If you talk to people about it, they’ll just tell you the dynamic is crazy — emblematic of frothy market conditions. Some might say it’s just another reshuffling of round names, in the way that pre-seed was the new seed, and seed was the new Series A a few years ago. I thought I’d peel back at the incentives on both sides of these transactions — founders and investors — to land at an understanding of what’s going on.
I don’t know how many founders plan on their round sizes expanding way beyond their starting threshold, but for founders of a certain pedigree operating in defined categories, a lower number on the cover can work to their advantage. It reduces the allocation available for investors, thereby increasing fomo in an already capital-pervasive environment. In some instances, the founders will close up a round, but (sometimes uncapped) notes or SAFEs get stacked on top. This is a tricky dynamic and a separate discussion altogether.

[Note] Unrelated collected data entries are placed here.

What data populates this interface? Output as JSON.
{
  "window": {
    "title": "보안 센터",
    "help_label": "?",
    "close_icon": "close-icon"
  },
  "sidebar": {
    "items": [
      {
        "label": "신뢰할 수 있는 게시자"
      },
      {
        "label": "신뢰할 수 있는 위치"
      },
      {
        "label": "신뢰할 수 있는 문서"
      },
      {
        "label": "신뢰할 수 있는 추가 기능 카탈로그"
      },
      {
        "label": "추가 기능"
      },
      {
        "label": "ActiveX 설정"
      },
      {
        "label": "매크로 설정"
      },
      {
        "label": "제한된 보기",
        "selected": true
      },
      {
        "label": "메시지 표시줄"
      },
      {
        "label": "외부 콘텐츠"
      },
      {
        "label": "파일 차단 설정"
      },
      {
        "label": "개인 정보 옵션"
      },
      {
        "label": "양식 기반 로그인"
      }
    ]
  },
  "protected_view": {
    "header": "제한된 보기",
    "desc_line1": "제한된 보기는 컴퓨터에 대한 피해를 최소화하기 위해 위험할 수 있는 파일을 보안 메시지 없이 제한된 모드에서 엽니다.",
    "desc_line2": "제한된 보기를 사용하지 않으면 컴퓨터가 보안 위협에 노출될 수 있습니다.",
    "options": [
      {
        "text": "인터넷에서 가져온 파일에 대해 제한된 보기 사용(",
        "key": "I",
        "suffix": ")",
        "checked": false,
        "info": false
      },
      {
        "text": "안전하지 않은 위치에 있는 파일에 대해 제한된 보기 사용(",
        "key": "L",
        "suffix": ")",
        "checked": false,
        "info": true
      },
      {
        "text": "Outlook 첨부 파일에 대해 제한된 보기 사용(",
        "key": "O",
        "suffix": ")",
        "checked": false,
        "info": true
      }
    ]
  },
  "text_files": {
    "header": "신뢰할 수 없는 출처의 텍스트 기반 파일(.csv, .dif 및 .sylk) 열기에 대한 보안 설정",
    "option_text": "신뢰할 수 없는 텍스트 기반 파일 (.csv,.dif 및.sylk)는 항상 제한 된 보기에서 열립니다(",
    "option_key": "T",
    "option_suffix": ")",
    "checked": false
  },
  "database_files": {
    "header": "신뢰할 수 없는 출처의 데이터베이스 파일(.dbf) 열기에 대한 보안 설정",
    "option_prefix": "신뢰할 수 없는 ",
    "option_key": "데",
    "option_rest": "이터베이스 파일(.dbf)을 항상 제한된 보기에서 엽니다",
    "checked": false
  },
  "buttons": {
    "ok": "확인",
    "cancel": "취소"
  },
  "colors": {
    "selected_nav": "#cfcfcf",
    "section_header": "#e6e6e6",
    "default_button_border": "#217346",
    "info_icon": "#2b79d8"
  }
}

In some cases, traditional seed funds catalyze larger raises; but in many instances, a larger fund or capital base will lead these bigger seeds. Larger venture firms started doing seeds as they felt pressure from crossover funds and late-stage activity to move earlier in the fundraising lifecycle. The bind lies in the fact that many conventional Series A or B shops actually have even larger funds to deploy with distributions from the past decade coming back, but their investors are now allocating more time to places where they had less money at work — maybe $1M - $3M investments out of $500M+ vehicles. Furthermore, ownership thresholds at the early seeds are coming down, and if the company shows any sign of promise, there’s no guarantee that the big fund that leads the seed can also lead the A (to build more ownership in the company over time). There also might be a newer implicit assumption about how risk curves work for startups, asserting that steps between the seed and the A don’t change the risk profile of the company on a consequential level. I recommend Kanyi’s piece on this if it’s a topic of interest. He has the crispest articulation I’ve seen.
This all leads me to pose the (perhaps unfairly simplistic) question: would you rather invest $2M into a startup for 10% ownership or invest $10M to guarantee 20% ownership, putting more dollars at work out of a fund with limited to no additional risk? There are a lot of assumptions baked into this prompt, but it demonstrates the rough calculus from the investor perspective and the incentive to offer a larger amount to the founder.
Again, I’ll spare the judgement on whether this is right or wrong — it’s ultimately a market, a scaffolding for incentives. It feels a little bit like I’m giving away a trade secret, but I continue to reflect on what I see in the current market and the moves that happen with a subset of seed raises.